Unlike other blood products demand for platelet transfusions appears to be increasing in several countries around the world. An ageing population, an increase in the number of people with blood cancer, and changes to the management of these cancers are likely the major reasons for the rise in demand for platelets. Since 1990, the number of stem cell transplants performed in Europe has risen from 4,200 to over 40,000 annually.

==History==
Platelet transfusions came into medical use in the 1950s and 1960s. It is on the World Health Organization's List of Essential Medicines.

==Society and culture==
In the United Kingdom it costs the NHS about 200 pounds per unit.

===Manufacture===

Platelets can be produced either from whole blood donations or by apheresis.
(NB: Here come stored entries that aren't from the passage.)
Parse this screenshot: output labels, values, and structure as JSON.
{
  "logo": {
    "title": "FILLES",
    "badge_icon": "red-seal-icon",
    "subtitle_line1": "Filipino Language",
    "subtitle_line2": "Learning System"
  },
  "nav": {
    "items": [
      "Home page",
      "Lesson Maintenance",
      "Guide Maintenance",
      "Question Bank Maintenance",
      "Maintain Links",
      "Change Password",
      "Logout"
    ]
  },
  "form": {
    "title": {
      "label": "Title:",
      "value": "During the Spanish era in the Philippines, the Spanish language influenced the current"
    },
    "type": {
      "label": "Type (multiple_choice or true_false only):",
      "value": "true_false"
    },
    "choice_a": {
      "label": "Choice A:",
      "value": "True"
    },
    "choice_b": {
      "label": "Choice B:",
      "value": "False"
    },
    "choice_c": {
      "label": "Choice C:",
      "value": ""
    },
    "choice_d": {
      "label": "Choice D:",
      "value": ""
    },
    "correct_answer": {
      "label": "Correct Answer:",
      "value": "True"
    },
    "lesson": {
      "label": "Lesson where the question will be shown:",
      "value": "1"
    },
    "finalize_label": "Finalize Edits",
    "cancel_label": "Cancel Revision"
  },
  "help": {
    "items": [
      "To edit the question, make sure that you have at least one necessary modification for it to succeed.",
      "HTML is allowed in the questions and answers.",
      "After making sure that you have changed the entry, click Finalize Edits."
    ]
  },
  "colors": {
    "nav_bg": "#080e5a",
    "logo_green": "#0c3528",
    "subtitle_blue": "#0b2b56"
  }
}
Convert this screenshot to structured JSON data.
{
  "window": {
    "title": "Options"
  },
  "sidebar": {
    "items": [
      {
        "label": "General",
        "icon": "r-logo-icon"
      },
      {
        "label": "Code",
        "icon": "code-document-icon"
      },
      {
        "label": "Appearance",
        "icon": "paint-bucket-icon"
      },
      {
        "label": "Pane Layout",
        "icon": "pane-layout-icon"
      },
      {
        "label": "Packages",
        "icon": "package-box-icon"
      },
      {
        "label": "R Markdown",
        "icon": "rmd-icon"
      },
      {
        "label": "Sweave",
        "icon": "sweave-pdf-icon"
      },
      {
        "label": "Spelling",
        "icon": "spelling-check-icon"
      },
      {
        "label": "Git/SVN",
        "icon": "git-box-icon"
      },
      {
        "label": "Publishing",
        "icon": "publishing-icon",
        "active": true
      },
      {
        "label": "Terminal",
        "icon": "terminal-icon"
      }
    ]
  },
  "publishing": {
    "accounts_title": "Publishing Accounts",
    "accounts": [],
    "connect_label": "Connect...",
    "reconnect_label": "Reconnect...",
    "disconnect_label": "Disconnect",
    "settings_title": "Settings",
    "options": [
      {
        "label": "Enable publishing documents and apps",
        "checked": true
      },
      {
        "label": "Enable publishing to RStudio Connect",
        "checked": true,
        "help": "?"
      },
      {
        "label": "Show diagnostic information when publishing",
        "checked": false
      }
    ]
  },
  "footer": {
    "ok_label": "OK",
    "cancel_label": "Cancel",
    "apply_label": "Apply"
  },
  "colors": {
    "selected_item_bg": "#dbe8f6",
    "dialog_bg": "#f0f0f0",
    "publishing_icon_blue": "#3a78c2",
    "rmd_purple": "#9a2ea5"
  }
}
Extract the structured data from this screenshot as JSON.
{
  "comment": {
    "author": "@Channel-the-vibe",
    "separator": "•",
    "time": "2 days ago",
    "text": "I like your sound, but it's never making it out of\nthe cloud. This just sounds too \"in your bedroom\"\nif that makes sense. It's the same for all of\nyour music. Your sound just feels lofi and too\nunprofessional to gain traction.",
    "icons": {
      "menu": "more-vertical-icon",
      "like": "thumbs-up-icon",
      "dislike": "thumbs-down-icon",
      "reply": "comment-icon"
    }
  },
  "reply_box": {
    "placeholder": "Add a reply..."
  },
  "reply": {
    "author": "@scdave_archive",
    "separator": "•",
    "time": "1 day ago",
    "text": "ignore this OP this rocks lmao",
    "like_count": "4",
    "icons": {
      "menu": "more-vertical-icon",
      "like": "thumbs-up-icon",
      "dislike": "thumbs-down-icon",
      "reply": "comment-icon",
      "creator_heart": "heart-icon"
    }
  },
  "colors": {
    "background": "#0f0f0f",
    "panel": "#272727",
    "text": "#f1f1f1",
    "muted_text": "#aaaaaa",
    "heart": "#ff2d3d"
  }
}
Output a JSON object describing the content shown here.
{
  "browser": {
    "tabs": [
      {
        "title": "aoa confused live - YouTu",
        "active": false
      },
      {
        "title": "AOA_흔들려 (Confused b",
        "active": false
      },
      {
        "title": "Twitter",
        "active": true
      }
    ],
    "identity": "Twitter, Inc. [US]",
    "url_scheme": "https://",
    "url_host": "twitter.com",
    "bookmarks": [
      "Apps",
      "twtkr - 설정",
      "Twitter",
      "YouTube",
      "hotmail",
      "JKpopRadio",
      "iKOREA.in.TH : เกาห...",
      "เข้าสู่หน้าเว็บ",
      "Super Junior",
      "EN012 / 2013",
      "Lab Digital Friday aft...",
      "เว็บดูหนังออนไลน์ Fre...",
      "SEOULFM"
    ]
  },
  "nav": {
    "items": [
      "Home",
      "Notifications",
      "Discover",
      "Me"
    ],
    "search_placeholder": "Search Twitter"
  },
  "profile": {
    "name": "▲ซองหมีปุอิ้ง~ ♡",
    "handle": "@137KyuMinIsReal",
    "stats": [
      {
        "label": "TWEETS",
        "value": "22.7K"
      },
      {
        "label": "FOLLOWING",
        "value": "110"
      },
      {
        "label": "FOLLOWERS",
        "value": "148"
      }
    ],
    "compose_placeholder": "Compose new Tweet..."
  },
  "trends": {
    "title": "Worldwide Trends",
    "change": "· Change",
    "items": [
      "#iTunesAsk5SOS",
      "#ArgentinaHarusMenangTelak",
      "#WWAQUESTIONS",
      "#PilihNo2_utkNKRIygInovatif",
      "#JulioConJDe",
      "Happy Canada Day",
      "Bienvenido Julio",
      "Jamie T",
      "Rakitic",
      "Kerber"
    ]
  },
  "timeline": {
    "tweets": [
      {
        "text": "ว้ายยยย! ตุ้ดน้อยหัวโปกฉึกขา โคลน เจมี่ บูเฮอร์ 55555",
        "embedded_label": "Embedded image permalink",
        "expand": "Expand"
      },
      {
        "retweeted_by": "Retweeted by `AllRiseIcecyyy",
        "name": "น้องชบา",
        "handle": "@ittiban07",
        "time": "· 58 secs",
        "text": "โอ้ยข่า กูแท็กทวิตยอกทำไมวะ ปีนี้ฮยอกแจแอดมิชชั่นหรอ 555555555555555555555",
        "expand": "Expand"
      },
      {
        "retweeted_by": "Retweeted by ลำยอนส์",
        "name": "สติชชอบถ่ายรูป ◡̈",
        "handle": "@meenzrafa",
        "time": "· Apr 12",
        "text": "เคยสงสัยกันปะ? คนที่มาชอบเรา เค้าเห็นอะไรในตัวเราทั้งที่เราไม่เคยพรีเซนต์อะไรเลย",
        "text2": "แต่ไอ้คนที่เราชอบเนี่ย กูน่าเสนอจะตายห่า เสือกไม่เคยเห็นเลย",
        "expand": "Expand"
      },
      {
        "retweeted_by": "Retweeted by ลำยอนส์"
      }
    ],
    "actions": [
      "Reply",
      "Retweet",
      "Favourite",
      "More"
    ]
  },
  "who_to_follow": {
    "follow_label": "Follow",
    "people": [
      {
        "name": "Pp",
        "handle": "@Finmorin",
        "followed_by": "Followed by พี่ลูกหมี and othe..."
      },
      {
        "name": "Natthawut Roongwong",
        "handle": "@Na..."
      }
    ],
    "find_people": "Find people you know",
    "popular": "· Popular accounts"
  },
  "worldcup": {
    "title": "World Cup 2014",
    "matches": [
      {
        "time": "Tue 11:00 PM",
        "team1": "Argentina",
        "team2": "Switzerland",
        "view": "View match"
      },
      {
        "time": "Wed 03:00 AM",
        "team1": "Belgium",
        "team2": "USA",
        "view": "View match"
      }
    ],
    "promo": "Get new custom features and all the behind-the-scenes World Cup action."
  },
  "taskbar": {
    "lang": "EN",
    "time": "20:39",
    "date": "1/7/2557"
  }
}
They keep for up to five to seven days.

Platelet components can have had the white blood cells partially removed (leucodepleted) which decreases the risk of having a transfusion reaction. They can be treated with ultraviolet light which decreases the risk of transmission of certain infections. They can be gamma irradiated which have specific benefits for certain populations (those at risk of transfusion-associated graft versus host disease).